Search and rescue operations are underway, including a long-line helicopter which is helping to evacuate climbers. The helicopters that have been on the scene are also combing the mountain looking for the missing Sherpa. So far, there efforts have come up empty.
There are two teams climbing on Dhaulagiri this fall, including one squad that includes 79-year old Carlos Soria. None of the foreign climbers were involved in the avalanche apparently, and all are safe back in Base Camp at the moment.

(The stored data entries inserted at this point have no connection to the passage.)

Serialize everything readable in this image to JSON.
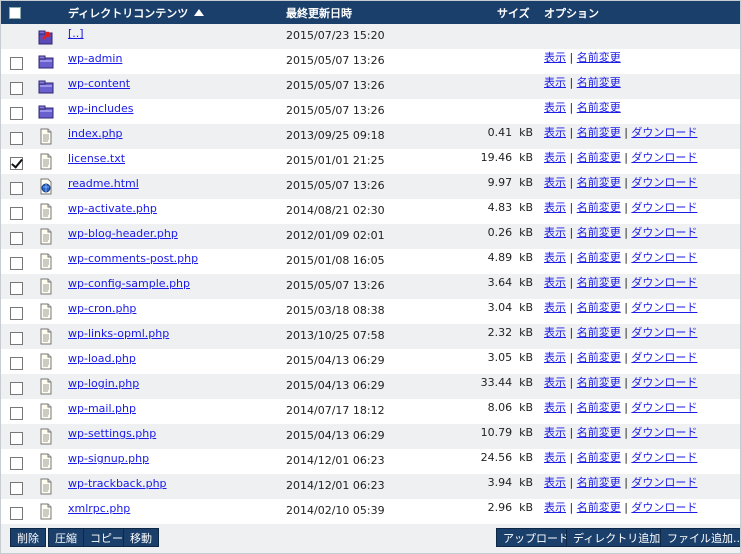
{
  "header": {
    "name_label": "ディレクトリコンテンツ",
    "date_label": "最終更新日時",
    "size_label": "サイズ",
    "options_label": "オプション"
  },
  "size_unit": "kB",
  "options": {
    "view": "表示",
    "rename": "名前変更",
    "download": "ダウンロード",
    "sep": " | "
  },
  "rows": [
    {
      "type": "up",
      "name": "[..]",
      "date": "2015/07/23 15:20",
      "size": "",
      "checked": false
    },
    {
      "type": "folder",
      "name": "wp-admin",
      "date": "2015/05/07 13:26",
      "size": "",
      "checked": false
    },
    {
      "type": "folder",
      "name": "wp-content",
      "date": "2015/05/07 13:26",
      "size": "",
      "checked": false
    },
    {
      "type": "folder",
      "name": "wp-includes",
      "date": "2015/05/07 13:26",
      "size": "",
      "checked": false
    },
    {
      "type": "file",
      "name": "index.php",
      "date": "2013/09/25 09:18",
      "size": "0.41",
      "checked": false
    },
    {
      "type": "file",
      "name": "license.txt",
      "date": "2015/01/01 21:25",
      "size": "19.46",
      "checked": true
    },
    {
      "type": "html",
      "name": "readme.html",
      "date": "2015/05/07 13:26",
      "size": "9.97",
      "checked": false
    },
    {
      "type": "file",
      "name": "wp-activate.php",
      "date": "2014/08/21 02:30",
      "size": "4.83",
      "checked": false
    },
    {
      "type": "file",
      "name": "wp-blog-header.php",
      "date": "2012/01/09 02:01",
      "size": "0.26",
      "checked": false
    },
    {
      "type": "file",
      "name": "wp-comments-post.php",
      "date": "2015/01/08 16:05",
      "size": "4.89",
      "checked": false
    },
    {
      "type": "file",
      "name": "wp-config-sample.php",
      "date": "2015/05/07 13:26",
      "size": "3.64",
      "checked": false
    },
    {
      "type": "file",
      "name": "wp-cron.php",
      "date": "2015/03/18 08:38",
      "size": "3.04",
      "checked": false
    },
    {
      "type": "file",
      "name": "wp-links-opml.php",
      "date": "2013/10/25 07:58",
      "size": "2.32",
      "checked": false
    },
    {
      "type": "file",
      "name": "wp-load.php",
      "date": "2015/04/13 06:29",
      "size": "3.05",
      "checked": false
    },
    {
      "type": "file",
      "name": "wp-login.php",
      "date": "2015/04/13 06:29",
      "size": "33.44",
      "checked": false
    },
    {
      "type": "file",
      "name": "wp-mail.php",
      "date": "2014/07/17 18:12",
      "size": "8.06",
      "checked": false
    },
    {
      "type": "file",
      "name": "wp-settings.php",
      "date": "2015/04/13 06:29",
      "size": "10.79",
      "checked": false
    },
    {
      "type": "file",
      "name": "wp-signup.php",
      "date": "2014/12/01 06:23",
      "size": "24.56",
      "checked": false
    },
    {
      "type": "file",
      "name": "wp-trackback.php",
      "date": "2014/12/01 06:23",
      "size": "3.94",
      "checked": false
    },
    {
      "type": "file",
      "name": "xmlrpc.php",
      "date": "2014/02/10 05:39",
      "size": "2.96",
      "checked": false
    }
  ],
  "footer": {
    "delete": "削除",
    "compress": "圧縮",
    "copy": "コピー",
    "move": "移動",
    "upload": "アップロード...",
    "add_dir": "ディレクトリ追加...",
    "add_file": "ファイル追加..."
  }
}
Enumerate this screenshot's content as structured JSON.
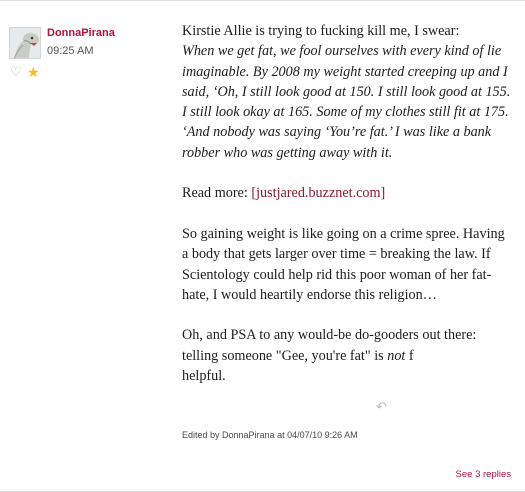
{
  "author": {
    "name": "DonnaPirana",
    "time": "09:25 AM",
    "heart_icon": "heart-outline-icon",
    "star_icon": "star-icon"
  },
  "post": {
    "intro": "Kirstie Allie is trying to fucking kill me, I swear:",
    "quote": "When we get fat, we fool ourselves with every kind of lie imaginable. By 2008 my weight started creeping up and I said, ‘Oh, I still look good at 150. I still look good at 155. I still look okay at 165. Some of my clothes still fit at 175. ‘And nobody was saying ‘You’re fat.’ I was like a bank robber who was getting away with it.",
    "read_more_label": "Read more:",
    "read_more_link": "[justjared.buzznet.com]",
    "paragraph2": "So gaining weight is like going on a crime spree. Having a body that gets larger over time = breaking the law. If Scientology could help rid this poor woman of her fat-hate, I would heartily endorse this religion…",
    "paragraph3_a": "Oh, and PSA to any would-be do-gooders out there: telling someone \"Gee, you're fat\" is ",
    "paragraph3_em": "not",
    "paragraph3_b": " f",
    "paragraph3_c": "helpful."
  },
  "edited": "Edited by DonnaPirana at 04/07/10 9:26 AM",
  "replies_label": "See 3 replies",
  "colors": {
    "username": "#b5123b",
    "link": "#8b1a2e",
    "star": "#f3be20"
  }
}
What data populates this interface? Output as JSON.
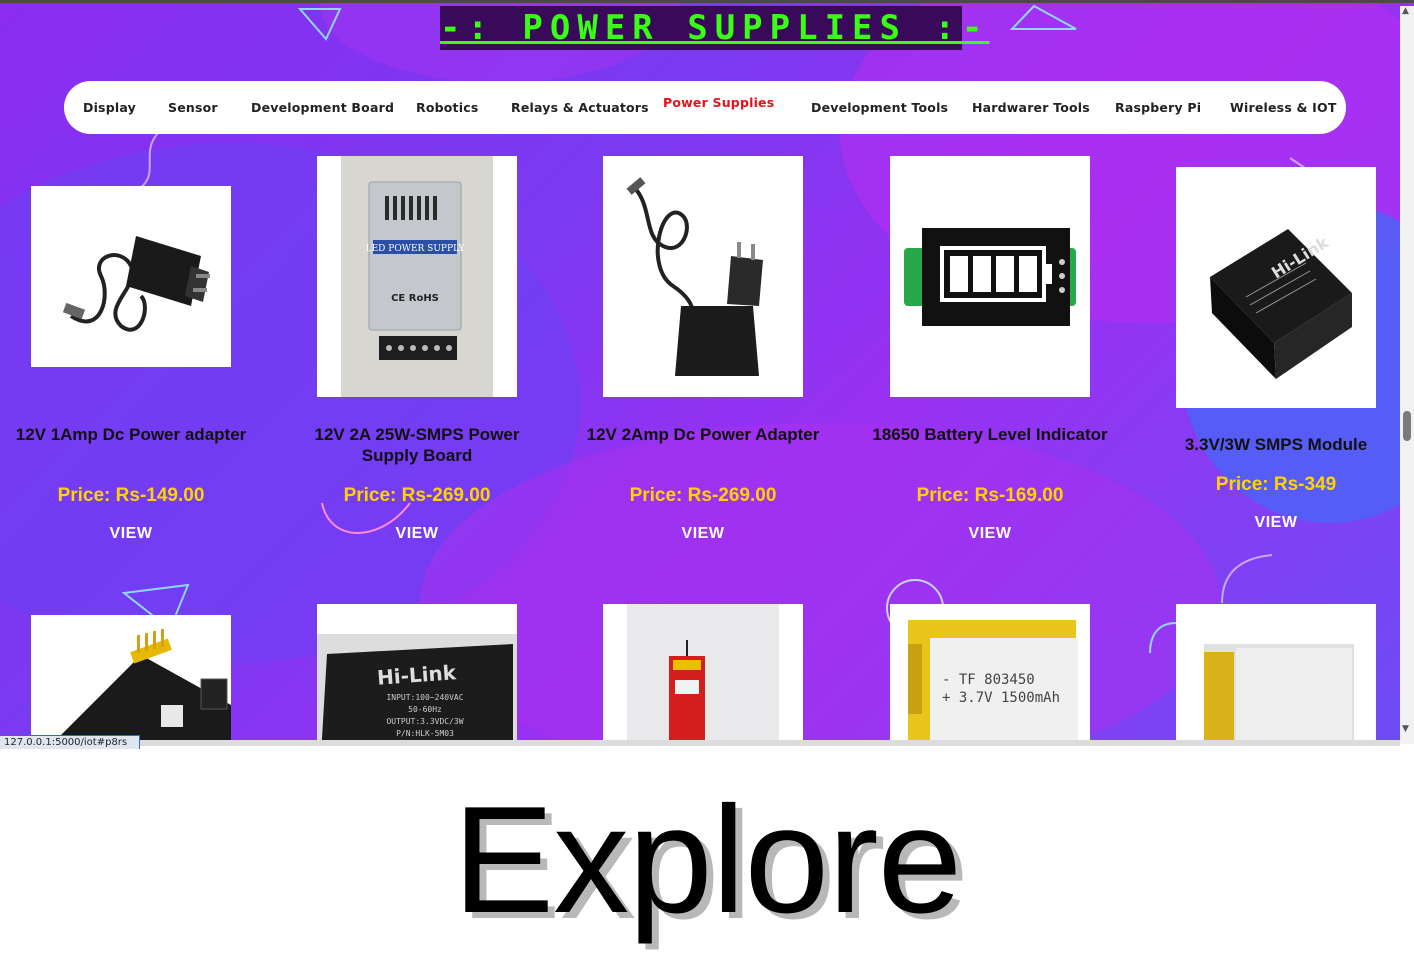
{
  "page": {
    "heading": "-: POWER SUPPLIES :-",
    "status_url": "127.0.0.1:5000/iot#p8rs",
    "caption": "Explore"
  },
  "nav": {
    "items": [
      {
        "label": "Display"
      },
      {
        "label": "Sensor"
      },
      {
        "label": "Development Board"
      },
      {
        "label": "Robotics"
      },
      {
        "label": "Relays & Actuators"
      },
      {
        "label": "Power Supplies",
        "active": true
      },
      {
        "label": "Development Tools"
      },
      {
        "label": "Hardwarer Tools"
      },
      {
        "label": "Raspbery Pi"
      },
      {
        "label": "Wireless & IOT"
      }
    ]
  },
  "products": [
    {
      "name": "12V 1Amp Dc Power adapter",
      "price": "Price: Rs-149.00",
      "view": "VIEW",
      "image": "dc-adapter-image"
    },
    {
      "name": "12V 2A 25W-SMPS Power Supply Board",
      "price": "Price: Rs-269.00",
      "view": "VIEW",
      "image": "smps-board-image",
      "image_text": {
        "line1": "LED POWER SUPPLY",
        "line2": "CE RoHS"
      }
    },
    {
      "name": "12V 2Amp Dc Power Adapter",
      "price": "Price: Rs-269.00",
      "view": "VIEW",
      "image": "dc-adapter-image"
    },
    {
      "name": "18650 Battery Level Indicator",
      "price": "Price: Rs-169.00",
      "view": "VIEW",
      "image": "battery-indicator-image"
    },
    {
      "name": "3.3V/3W SMPS Module",
      "price": "Price: Rs-349",
      "view": "VIEW",
      "image": "hilink-module-image",
      "image_text": {
        "brand": "Hi-Link"
      }
    }
  ],
  "products_row2": [
    {
      "image": "breadboard-power-module-image"
    },
    {
      "image": "hilink-module-image",
      "image_text": {
        "brand": "Hi-Link",
        "line1": "INPUT:100~240VAC",
        "line2": "50-60Hz",
        "line3": "OUTPUT:3.3VDC/3W",
        "line4": "P/N:HLK-5M03"
      }
    },
    {
      "image": "lipo-battery-thin-image"
    },
    {
      "image": "lipo-battery-image",
      "image_text": {
        "line1": "- TF 803450",
        "line2": "+ 3.7V 1500mAh"
      }
    },
    {
      "image": "lipo-battery-small-image"
    }
  ],
  "colors": {
    "heading_text": "#39ff14",
    "heading_bg": "#3a0a5a",
    "nav_active": "#e8101a",
    "price": "#ffd200",
    "view": "#ffffff",
    "background": "#8a2cf2"
  }
}
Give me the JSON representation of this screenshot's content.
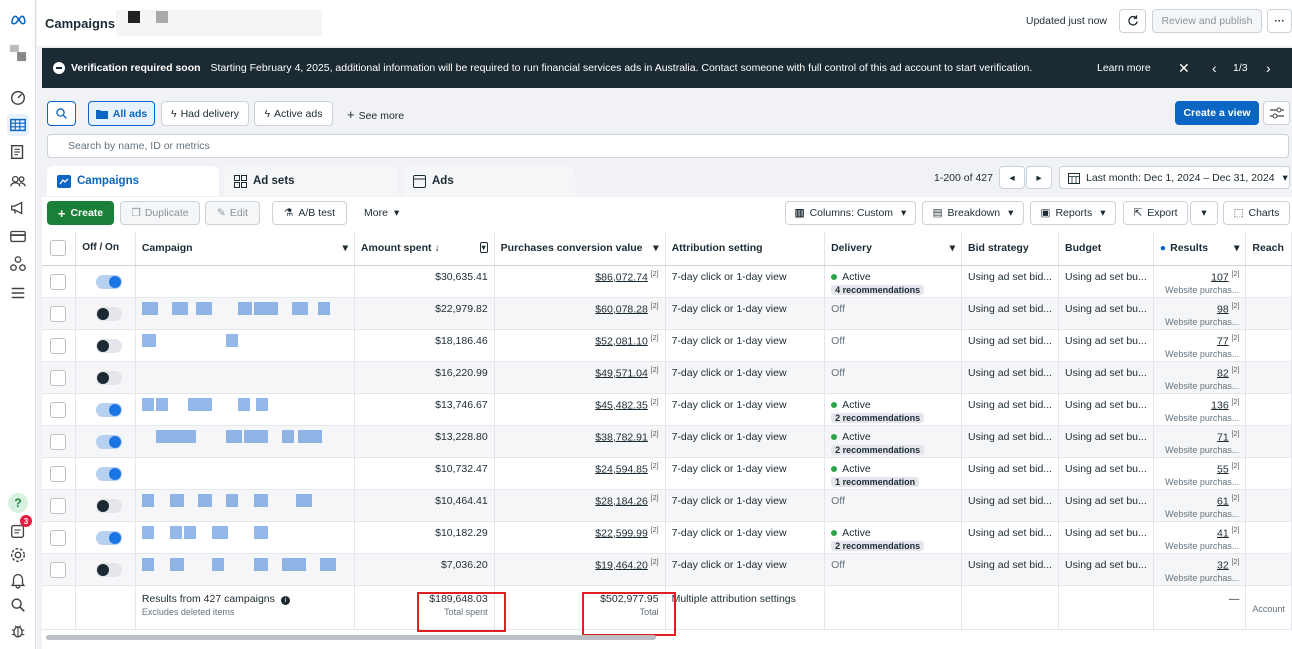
{
  "header": {
    "title": "Campaigns",
    "updated": "Updated just now",
    "review_publish": "Review and publish",
    "more": "···"
  },
  "banner": {
    "title": "Verification required soon",
    "message": "Starting February 4, 2025, additional information will be required to run financial services ads in Australia. Contact someone with full control of this ad account to start verification.",
    "learn_more": "Learn more",
    "pager": "1/3"
  },
  "filters": {
    "all_ads": "All ads",
    "had_delivery": "Had delivery",
    "active_ads": "Active ads",
    "see_more": "See more",
    "create_view": "Create a view",
    "search_placeholder": "Search by name, ID or metrics"
  },
  "tabs": {
    "campaigns": "Campaigns",
    "ad_sets": "Ad sets",
    "ads": "Ads"
  },
  "paging": {
    "range": "1-200 of 427",
    "date_range": "Last month: Dec 1, 2024 – Dec 31, 2024"
  },
  "actions": {
    "create": "Create",
    "duplicate": "Duplicate",
    "edit": "Edit",
    "ab_test": "A/B test",
    "more": "More",
    "columns": "Columns: Custom",
    "breakdown": "Breakdown",
    "reports": "Reports",
    "export": "Export",
    "charts": "Charts"
  },
  "columns": {
    "onoff": "Off / On",
    "campaign": "Campaign",
    "amount_spent": "Amount spent ↓",
    "purchases_value": "Purchases conversion value",
    "attribution": "Attribution setting",
    "delivery": "Delivery",
    "bid_strategy": "Bid strategy",
    "budget": "Budget",
    "results": "Results",
    "reach": "Reach"
  },
  "rows": [
    {
      "on": true,
      "spent": "$30,635.41",
      "value": "$86,072.74",
      "attr": "7-day click or 1-day view",
      "delivery": "Active",
      "recs": "4 recommendations",
      "bid": "Using ad set bid...",
      "budget": "Using ad set bu...",
      "results": "107",
      "results_sub": "Website purchas..."
    },
    {
      "on": false,
      "spent": "$22,979.82",
      "value": "$60,078.28",
      "attr": "7-day click or 1-day view",
      "delivery": "Off",
      "recs": "",
      "bid": "Using ad set bid...",
      "budget": "Using ad set bu...",
      "results": "98",
      "results_sub": "Website purchas..."
    },
    {
      "on": false,
      "spent": "$18,186.46",
      "value": "$52,081.10",
      "attr": "7-day click or 1-day view",
      "delivery": "Off",
      "recs": "",
      "bid": "Using ad set bid...",
      "budget": "Using ad set bu...",
      "results": "77",
      "results_sub": "Website purchas..."
    },
    {
      "on": false,
      "spent": "$16,220.99",
      "value": "$49,571.04",
      "attr": "7-day click or 1-day view",
      "delivery": "Off",
      "recs": "",
      "bid": "Using ad set bid...",
      "budget": "Using ad set bu...",
      "results": "82",
      "results_sub": "Website purchas..."
    },
    {
      "on": true,
      "spent": "$13,746.67",
      "value": "$45,482.35",
      "attr": "7-day click or 1-day view",
      "delivery": "Active",
      "recs": "2 recommendations",
      "bid": "Using ad set bid...",
      "budget": "Using ad set bu...",
      "results": "136",
      "results_sub": "Website purchas..."
    },
    {
      "on": true,
      "spent": "$13,228.80",
      "value": "$38,782.91",
      "attr": "7-day click or 1-day view",
      "delivery": "Active",
      "recs": "2 recommendations",
      "bid": "Using ad set bid...",
      "budget": "Using ad set bu...",
      "results": "71",
      "results_sub": "Website purchas..."
    },
    {
      "on": true,
      "spent": "$10,732.47",
      "value": "$24,594.85",
      "attr": "7-day click or 1-day view",
      "delivery": "Active",
      "recs": "1 recommendation",
      "bid": "Using ad set bid...",
      "budget": "Using ad set bu...",
      "results": "55",
      "results_sub": "Website purchas..."
    },
    {
      "on": false,
      "spent": "$10,464.41",
      "value": "$28,184.26",
      "attr": "7-day click or 1-day view",
      "delivery": "Off",
      "recs": "",
      "bid": "Using ad set bid...",
      "budget": "Using ad set bu...",
      "results": "61",
      "results_sub": "Website purchas..."
    },
    {
      "on": true,
      "spent": "$10,182.29",
      "value": "$22,599.99",
      "attr": "7-day click or 1-day view",
      "delivery": "Active",
      "recs": "2 recommendations",
      "bid": "Using ad set bid...",
      "budget": "Using ad set bu...",
      "results": "41",
      "results_sub": "Website purchas..."
    },
    {
      "on": false,
      "spent": "$7,036.20",
      "value": "$19,464.20",
      "attr": "7-day click or 1-day view",
      "delivery": "Off",
      "recs": "",
      "bid": "Using ad set bid...",
      "budget": "Using ad set bu...",
      "results": "32",
      "results_sub": "Website purchas..."
    }
  ],
  "superscript": "[2]",
  "footer": {
    "results_from": "Results from 427 campaigns",
    "excludes": "Excludes deleted items",
    "total_spent": "$189,648.03",
    "total_spent_label": "Total spent",
    "total_value": "$502,977.95",
    "total_value_label": "Total",
    "attribution": "Multiple attribution settings",
    "results_dash": "—",
    "reach_label": "Account"
  },
  "notifications_count": "3",
  "help": "?"
}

Meanwhile, over on Manaslu –– the busiest 8000-er this fall –– things seem to be going according to plan. There have been few updates from the mountain, but we do know that ropes have been installed up to Camp 4 and that the climbers are in the midst of their acclimatization rotations. No word on if the food/supplies shortage had ended, but presumably the commercial teams have found ways to shuttle gear up to BC.
Cho Oyu is also seeing its fair share of climbers this season too. The teams that are there, including the Adventure Consultants, have started that acclimatization rotations as well. Most are now in Camp 1 or Camp 2, allowing their bodies to become accustomed to the thinner air ahead of their summit bids, which are still a few weeks off.
So far, the autumn season is proceeding about as well as can be expected. There are some major, non-commercial expeditions, that are just starting to ramp up that will be worth following soon. But for now, we have business as usual in the Himalaya.